Why Openwit

There are multiple reasons why Openwit can be considered a top choice for the telemetry purpose. In this doc, we will address each reason suggesting why one should consider Openwit.

1. Purpose-built for Telemetry

Openwit targets logs, traces and metrics. These signals are high throughput, time ordered and semi structured. The pipeline is tuned to accept data once, apply smart indexing and answer time range queries with low latency. This avoids the compromises seen when a general system is bent into a telemetry store.

What this means in practice:

  • Producers can stream continuously over Kafka, gRPC or HTTP
  • Batches keep I/O predictable and efficient
  • Time based queries behave well at scale

2. Rust-native Performance

Rust gives memory safety, zero cost abstractions and no GC pauses. Openwit uses async actors to keep latency stable during heavy ingest and parallel queries. The result is predictable tails under load which suits ingestion heavy telemetry.

What this means in practice

  • Concurrency without head of line blocking
  • Small steady overhead during peaks
  • A good fit for CPU bound vector work later in the plan

3. Columnar Everywhere

Openwit uses Apache Arrow in memory and Parquet at rest. This brings high compression, fast scans and SIMD friendly execution. It also integrates cleanly with DataFusion so filters push down and vector operators run efficiently.

What this means in practice

  • Less data moved per query because columns compress well
  • Batches flow as Arrow RecordBatches through ingest and into storage
  • Parquet is the durable unit in object storage and the input for search pruning

4. Simple Roles with Clear Protocols

The cluster is a set of focused nodes. Control, ingest, storage, indexer, search, proxy and cache talk over open interfaces. gRPC carries control and medium messages. Arrow Flight moves heavy columnar data. Gossip shares lightweight health and metadata so nodes discover each other. This keeps coordination light and data movement fast.

What this means in practice

  • Clear responsibilities and easier debugging per role
  • You scale only the roles that need it
  • Control plane stays small and observable

5. Durability and Consistency by Design

Every batch is persisted to a short term WAL before Openwit acknowledges the sender. Long term WALs and Parquet uploads enable full recovery after crashes or restarts. The catalog in Postgres records files, indexes and time ranges so state remains consistent.

How the pieces fit

  • Short term WAL for immediate durability at ./data/wal/short on local disk.
  • Long term WAL aggregated by day at ./data/wal/long for restore and heavy jobs.
  • Active → Stable Parquet then upload to S3 or Azure or GCS via OpenDAL.
  • Metadata in Postgres as the source of truth for batches, files and indexes.

6. Extensible Indexing Model

Openwit lets you pick the right index for the job. Bitmap helps equality filters on low or medium cardinality fields. Bloom or loom filters help membership tests. Zonemaps help numeric or time pruning. Tantivy adds full text search for log messages. Index files live next to Parquet and link back to metadata.

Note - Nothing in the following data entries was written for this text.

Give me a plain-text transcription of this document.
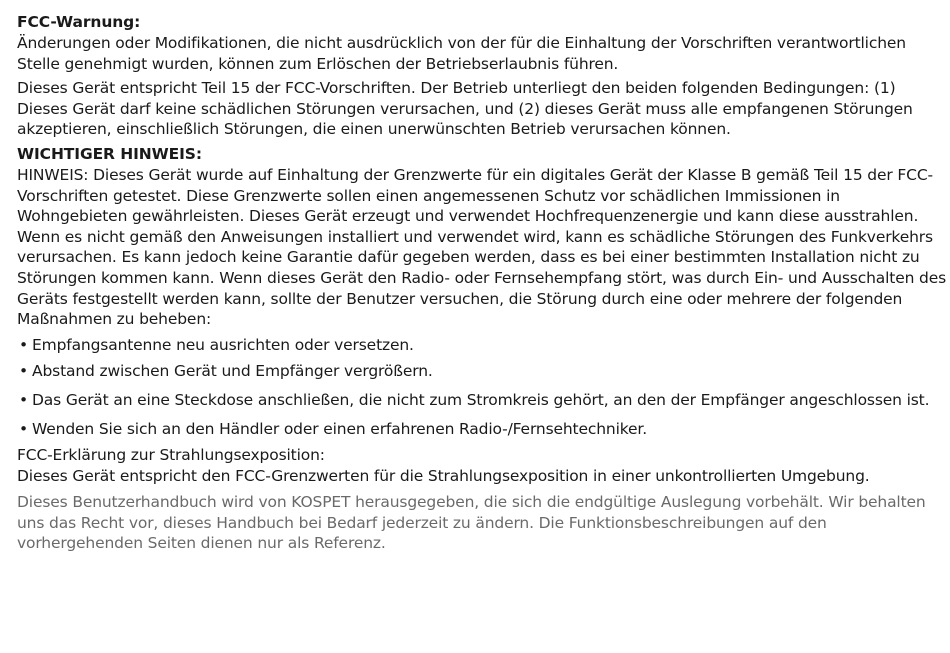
FCC-Warnung:

Änderungen oder Modifikationen, die nicht ausdrücklich von der für die Einhaltung der Vorschriften verantwortlichen Stelle genehmigt wurden, können zum Erlöschen der Betriebserlaubnis führen.

Dieses Gerät entspricht Teil 15 der FCC-Vorschriften. Der Betrieb unterliegt den beiden folgenden Bedingungen: (1) Dieses Gerät darf keine schädlichen Störungen verursachen, und (2) dieses Gerät muss alle empfangenen Störungen akzeptieren, einschließlich Störungen, die einen unerwünschten Betrieb verursachen können.

WICHTIGER HINWEIS:

HINWEIS: Dieses Gerät wurde auf Einhaltung der Grenzwerte für ein digitales Gerät der Klasse B gemäß Teil 15 der FCC-Vorschriften getestet. Diese Grenzwerte sollen einen angemessenen Schutz vor schädlichen Immissionen in Wohngebieten gewährleisten. Dieses Gerät erzeugt und verwendet Hochfrequenzenergie und kann diese ausstrahlen. Wenn es nicht gemäß den Anweisungen installiert und verwendet wird, kann es schädliche Störungen des Funkverkehrs verursachen. Es kann jedoch keine Garantie dafür gegeben werden, dass es bei einer bestimmten Installation nicht zu Störungen kommen kann. Wenn dieses Gerät den Radio- oder Fernsehempfang stört, was durch Ein- und Ausschalten des Geräts festgestellt werden kann, sollte der Benutzer versuchen, die Störung durch eine oder mehrere der folgenden Maßnahmen zu beheben:

• Empfangsantenne neu ausrichten oder versetzen.
• Abstand zwischen Gerät und Empfänger vergrößern.
• Das Gerät an eine Steckdose anschließen, die nicht zum Stromkreis gehört, an den der Empfänger angeschlossen ist.
• Wenden Sie sich an den Händler oder einen erfahrenen Radio-/Fernsehtechniker.

FCC-Erklärung zur Strahlungsexposition:

Dieses Gerät entspricht den FCC-Grenzwerten für die Strahlungsexposition in einer unkontrollierten Umgebung.

Dieses Benutzerhandbuch wird von KOSPET herausgegeben, die sich die endgültige Auslegung vorbehält. Wir behalten uns das Recht vor, dieses Handbuch bei Bedarf jederzeit zu ändern. Die Funktionsbeschreibungen auf den vorhergehenden Seiten dienen nur als Referenz.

What this means in practice

  • Search prunes files early so queries touch less data
  • Text search blends with SQL filters in one plan
  • You tune per dataset instead of a one size index

You do not choose between a search engine and an OLAP database. The same system supports SQL for structured fields and full text for messages. A single query can filter by fields and match text. Results return as Arrow batches.

What this means in practice

  • One engine for dashboards and investigations.
  • No external sync jobs between systems.
  • Consistent security and metadata across both styles.

8. Cloud-first and Local-friendly

Run Openwit as a single monolith for local work or as a distributed cluster in production. Both use the same binary and the same configuration which makes promotion from laptop to cluster straightforward.

What this means in practice

  • Quick setup for development or tests.
  • Smooth path to containers and orchestration.
  • Scale ingest, storage, search and cache independently when needed.